A Novel Mathematical Approach to Define the Genes/SNPs Conferring Risk or Protection in Sporadic Amyotrophic Lateral Sclerosis Based on Auto Contractive Map Neural Networks and Graph Theory

1Semeion Research Center, Via Sersale 117, 00128 Rome, Italy
2Medical Genetics, Department of Laboratory Medicine, Niguarda Ca' Granda Hospital Piazzaza Ospedale Maggiore 3, 20100 Milan, Italy
3Medical Department, Bracco SpA, Via E. Folli 50, 20134 Milan, Italy

Received 23 January 2012; Accepted 5 April 2012

Academic Editor: Changiz Geula

Copyright © 2012 Massimo Buscema et al. This is an open access article distributed under the Creative Commons Attribution License, which permits unrestricted use, distribution, and reproduction in any medium, provided the original work is properly cited.
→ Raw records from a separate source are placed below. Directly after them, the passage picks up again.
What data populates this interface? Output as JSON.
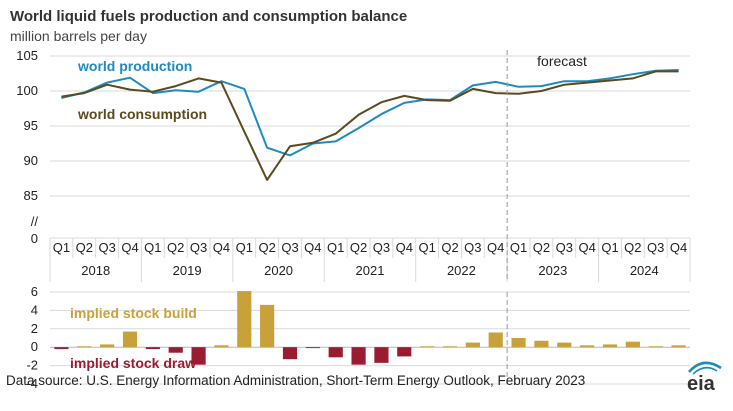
{
  "chart_data": [
    {
      "type": "line",
      "title": "World liquid fuels production and consumption balance",
      "subtitle": "million barrels per day",
      "ylim": [
        85,
        105
      ],
      "yticks": [
        "105",
        "100",
        "95",
        "90",
        "85"
      ],
      "ybreak_labels": [
        "//",
        "0"
      ],
      "forecast_label": "forecast",
      "forecast_start_index": 20,
      "quarters": [
        "Q1",
        "Q2",
        "Q3",
        "Q4",
        "Q1",
        "Q2",
        "Q3",
        "Q4",
        "Q1",
        "Q2",
        "Q3",
        "Q4",
        "Q1",
        "Q2",
        "Q3",
        "Q4",
        "Q1",
        "Q2",
        "Q3",
        "Q4",
        "Q1",
        "Q2",
        "Q3",
        "Q4",
        "Q1",
        "Q2",
        "Q3",
        "Q4"
      ],
      "years": [
        "2018",
        "2019",
        "2020",
        "2021",
        "2022",
        "2023",
        "2024"
      ],
      "series": [
        {
          "name": "world production",
          "color": "#1f8ac0",
          "values": [
            99.0,
            99.8,
            101.2,
            101.9,
            99.7,
            100.1,
            99.9,
            101.4,
            100.3,
            91.9,
            90.8,
            92.5,
            92.8,
            94.7,
            96.7,
            98.3,
            98.8,
            98.7,
            100.8,
            101.3,
            100.6,
            100.7,
            101.4,
            101.4,
            101.8,
            102.4,
            102.9,
            103.0
          ]
        },
        {
          "name": "world consumption",
          "color": "#5c4a1e",
          "values": [
            99.2,
            99.7,
            100.9,
            100.2,
            99.9,
            100.7,
            101.8,
            101.2,
            94.2,
            87.3,
            92.1,
            92.6,
            93.9,
            96.6,
            98.4,
            99.3,
            98.7,
            98.6,
            100.3,
            99.7,
            99.6,
            100.0,
            100.9,
            101.2,
            101.5,
            101.8,
            102.8,
            102.8
          ]
        }
      ]
    },
    {
      "type": "bar",
      "ylim": [
        -4,
        6
      ],
      "yticks": [
        "6",
        "4",
        "2",
        "0",
        "-2",
        "-4"
      ],
      "categories": [
        "2018 Q1",
        "2018 Q2",
        "2018 Q3",
        "2018 Q4",
        "2019 Q1",
        "2019 Q2",
        "2019 Q3",
        "2019 Q4",
        "2020 Q1",
        "2020 Q2",
        "2020 Q3",
        "2020 Q4",
        "2021 Q1",
        "2021 Q2",
        "2021 Q3",
        "2021 Q4",
        "2022 Q1",
        "2022 Q2",
        "2022 Q3",
        "2022 Q4",
        "2023 Q1",
        "2023 Q2",
        "2023 Q3",
        "2023 Q4",
        "2024 Q1",
        "2024 Q2",
        "2024 Q3",
        "2024 Q4"
      ],
      "values": [
        -0.2,
        0.1,
        0.3,
        1.7,
        -0.2,
        -0.6,
        -1.9,
        0.2,
        6.1,
        4.6,
        -1.3,
        -0.1,
        -1.1,
        -1.9,
        -1.7,
        -1.0,
        0.1,
        0.1,
        0.5,
        1.6,
        1.0,
        0.7,
        0.5,
        0.2,
        0.3,
        0.6,
        0.1,
        0.2
      ],
      "build_label": "implied stock  build",
      "draw_label": "implied stock draw",
      "build_color": "#c9a13b",
      "draw_color": "#9b1b30"
    }
  ],
  "source": "Data source: U.S. Energy Information Administration, Short-Term Energy Outlook, February 2023",
  "logo_text": "eia",
  "colors": {
    "grid": "#d9d9d9",
    "axis": "#555555",
    "forecast_line": "#999999",
    "logo": "#1f8ac0"
  }
}
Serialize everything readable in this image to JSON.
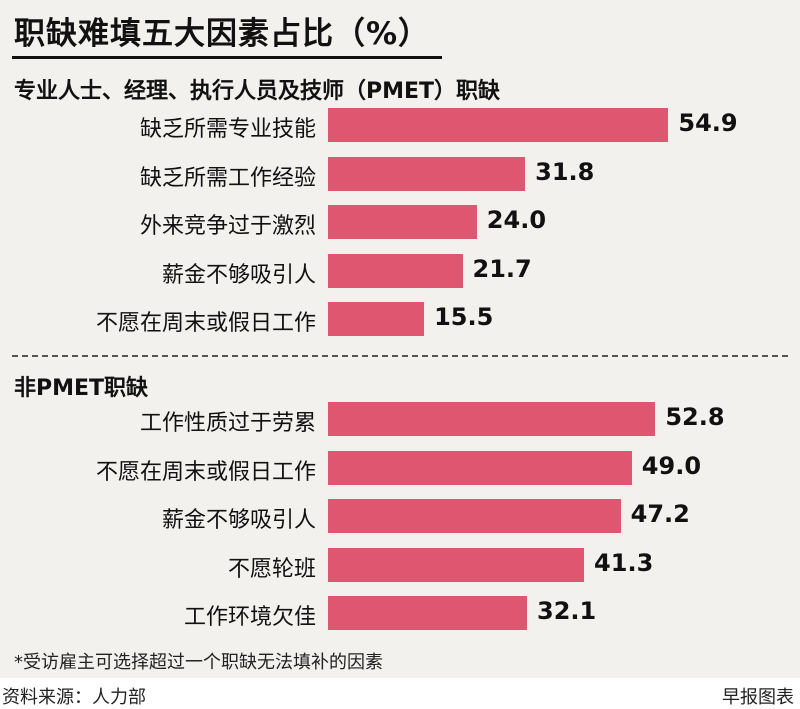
{
  "title": "职缺难填五大因素占比（%）",
  "footnote": "*受访雇主可选择超过一个职缺无法填补的因素",
  "source": "资料来源：人力部",
  "credit": "早报图表",
  "colors": {
    "bar": "#de5670",
    "background": "#f2f1ee"
  },
  "chart_data": [
    {
      "type": "bar",
      "orientation": "horizontal",
      "title": "专业人士、经理、执行人员及技师（PMET）职缺",
      "categories": [
        "缺乏所需专业技能",
        "缺乏所需工作经验",
        "外来竞争过于激烈",
        "薪金不够吸引人",
        "不愿在周末或假日工作"
      ],
      "values": [
        54.9,
        31.8,
        24.0,
        21.7,
        15.5
      ],
      "value_labels": [
        "54.9",
        "31.8",
        "24.0",
        "21.7",
        "15.5"
      ],
      "grid": false
    },
    {
      "type": "bar",
      "orientation": "horizontal",
      "title": "非PMET职缺",
      "categories": [
        "工作性质过于劳累",
        "不愿在周末或假日工作",
        "薪金不够吸引人",
        "不愿轮班",
        "工作环境欠佳"
      ],
      "values": [
        52.8,
        49.0,
        47.2,
        41.3,
        32.1
      ],
      "value_labels": [
        "52.8",
        "49.0",
        "47.2",
        "41.3",
        "32.1"
      ],
      "grid": false
    }
  ]
}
Background. Complex diseases like amyotrophic lateral sclerosis (ALS) implicate phenotypic and genetic heterogeneity. Therefore, multiple genetic traits may show differential association with the disease. The Auto Contractive Map (AutoCM), belonging to the Artificial Neural Network (ANN) architecture, “spatializes” the correlation among variables by constructing a suitable embedding space where a visually transparent and cognitively natural notion such as “closeness” among variables reflects accurately their associations. Results. In this pilot case-control study single nucleotide polymorphism (SNP) in several genes has been evaluated with a novel data mining approach based on an AutoCM. We have divided the ALS dataset into two dataset: Cases and Control dataset; we have applied to each one, independently, the AutoCM algorithm. Six genetic variants were identified which differently contributed to the complexity of the system: three of the above genes/SNPs represent protective factors, APOA4, NOS3, and LPL, since their contribution to the whole complexity resulted to be as high as 0.17. On the other hand ADRB3, LIPC, and MMP3, whose hub relevancies contribution resulted to be as high as 0.13, seem to represent susceptibility factors. Conclusion. The biological information available on these six polymorphisms is consistent with possible pathogenetic pathways related to ALS.